Selon l’article 1 de la loi de 1965, il s’agit d’un « immeuble bâti ou un groupe d’immeubles bâtis à usage total ou partiel d’habitation dont la propriété est répartie par lots entre plusieurs personnes ». En pratique, ces personnes sont dénommées les copropriétaires. Sachez qu’une copropriété peut être verticale, c’est-à-dire un immeuble collectif partagé en de nombreux appartements ou horizontale,  c’est-à-dire un bâtiment formé par des résidences individuelles sur un terrain commun.

Le régime de copropriété

D’une manière générale, il détermine les règles de fonctionnement de cette petite communauté, pour qu’elle puisse vivre en harmonie et en toute tranquillité. Il permet aussi la répartition de la propriété entre tous les copropriétaires. D’après la loi, le bien en copropriété comporte toujours deux éléments incontournables qui forment un lot indivisible : d’un côté, il y a les parties privatives qui sont la propriété exclusive de chaque copropriétaire et dont son usage est exclusif. Par exemple, les pièces du logement, et de l’autre côté, les parties communes sont destinées à l’usage de tous les copropriétaires ou seulement plusieurs d’entre eux comme les ascenseurs, les espaces verts, les passages et autres endroits déterminés. Il faut noter que dans cette petite collectivité, des règles obligatoires sont insérées dans le règlement de copropriété dénommé aussi règlement intérieur. Elles sont prévues par les textes juridiques pour la gestion et l’utilisation des bâtiments soumis à ce type de régime.

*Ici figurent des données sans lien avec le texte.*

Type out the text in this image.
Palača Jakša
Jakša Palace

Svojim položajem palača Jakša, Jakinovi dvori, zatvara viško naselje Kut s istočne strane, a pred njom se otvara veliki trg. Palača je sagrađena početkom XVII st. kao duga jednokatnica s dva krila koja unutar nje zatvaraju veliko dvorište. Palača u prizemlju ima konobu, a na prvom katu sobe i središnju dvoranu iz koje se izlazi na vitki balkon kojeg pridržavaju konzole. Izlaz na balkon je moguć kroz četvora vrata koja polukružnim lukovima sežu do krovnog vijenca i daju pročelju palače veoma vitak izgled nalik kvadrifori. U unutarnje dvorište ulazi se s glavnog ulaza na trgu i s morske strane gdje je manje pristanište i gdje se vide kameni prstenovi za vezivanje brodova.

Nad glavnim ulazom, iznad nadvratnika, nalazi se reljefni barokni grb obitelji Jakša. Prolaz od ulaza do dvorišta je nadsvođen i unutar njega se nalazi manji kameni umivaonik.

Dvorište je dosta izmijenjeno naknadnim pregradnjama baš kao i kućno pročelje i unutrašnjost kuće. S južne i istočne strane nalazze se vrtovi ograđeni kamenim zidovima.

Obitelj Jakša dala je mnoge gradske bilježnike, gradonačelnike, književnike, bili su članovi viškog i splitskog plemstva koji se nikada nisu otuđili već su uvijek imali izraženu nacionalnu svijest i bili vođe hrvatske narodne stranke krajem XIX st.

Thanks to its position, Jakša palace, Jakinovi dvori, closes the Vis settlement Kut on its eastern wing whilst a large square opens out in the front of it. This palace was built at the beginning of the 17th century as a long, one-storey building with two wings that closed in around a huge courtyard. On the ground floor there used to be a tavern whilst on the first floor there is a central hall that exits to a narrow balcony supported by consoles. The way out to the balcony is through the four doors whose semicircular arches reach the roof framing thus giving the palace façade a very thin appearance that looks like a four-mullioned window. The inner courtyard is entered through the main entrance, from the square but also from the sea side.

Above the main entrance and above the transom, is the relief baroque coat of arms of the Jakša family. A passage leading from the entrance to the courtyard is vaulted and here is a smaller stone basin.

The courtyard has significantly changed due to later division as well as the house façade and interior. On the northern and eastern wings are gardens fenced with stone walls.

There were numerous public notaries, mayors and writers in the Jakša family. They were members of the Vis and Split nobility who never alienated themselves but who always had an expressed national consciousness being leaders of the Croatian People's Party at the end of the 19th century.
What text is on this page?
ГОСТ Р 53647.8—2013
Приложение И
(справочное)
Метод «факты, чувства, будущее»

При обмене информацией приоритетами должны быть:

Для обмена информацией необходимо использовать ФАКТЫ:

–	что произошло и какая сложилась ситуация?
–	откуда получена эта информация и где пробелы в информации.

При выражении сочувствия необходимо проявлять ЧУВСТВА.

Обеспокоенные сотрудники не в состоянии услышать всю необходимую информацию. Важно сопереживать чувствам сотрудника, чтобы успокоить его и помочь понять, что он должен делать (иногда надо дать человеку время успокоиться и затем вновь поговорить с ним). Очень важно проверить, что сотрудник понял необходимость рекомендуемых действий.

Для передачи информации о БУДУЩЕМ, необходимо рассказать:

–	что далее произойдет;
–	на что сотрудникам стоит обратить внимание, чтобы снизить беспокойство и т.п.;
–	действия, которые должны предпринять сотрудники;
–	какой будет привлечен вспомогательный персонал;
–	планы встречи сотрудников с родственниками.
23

Les différents acteurs de la copropriété

Il est indispensable de connaître que l’organisation juridique de la copropriété se fonde sur trois acteurs majeurs dont les rôles sont vraiment complémentaires. Tout d’abord, il y a le syndicat de copropriétaires qui est formé par l’ensemble des personnes propriétaires au niveau de l’immeuble et est doté d’une personnalité morale. Chaque copropriétaire est membre du syndicat. Pour prendre des décisions concernant l’immeuble, le syndicat se réunit en assemblée générale. La réunion de cette dernière est prévue au moins une fois chaque année. Ensuite, il y a le syndic de copropriété qui peut être un professionnel ou un bénévole. Il est mandaté pour assurer l’administration de la copropriété et appliquer les décisions prises au sein de l’assemblée des copropriétaires. Il assiste et conseille le syndicat, et il s’occupe aussi du carnet de l’entretien ainsi que la comptabilité. Et enfin, le conseil syndical qui est constitué par de copropriétaires élus par l’assemblée générale. Il est chargé d’assister le syndicat et de contrôler sa gestion. Concernant l’accomplissement des travaux urgents, il doit être consulté par le syndic. Sachez qu’il ne dispose pas de personnalité juridique.

Les conditions de la création d’une copropriété

La loi prévoit que la création d’une copropriété est obligatoire dès que la propriété d’un bien immobilier est partagée entre au moins deux personnes. Cependant, des exceptions existent, car certains immeubles ne peuvent pas être soumis au régime de copropriété. Par exemple, les bâtiments :

  • Par laquelle la répartition engendre des effets créant des logements dont la superficie habitable est au-dessous de 14m2 ;
  • Formant au moins le quart de la surface totale des logements loués ;
  • Qui n’ont pas fait l’objet d’un diagnostic amiante ;
  • Qualifiés insalubres, sous arrêté d’une interdiction d’habiter ou de péril ;
  • De grande hauteur, qui n’s pas eu l’accord favorable des autorités compétentes en matière de sécurité.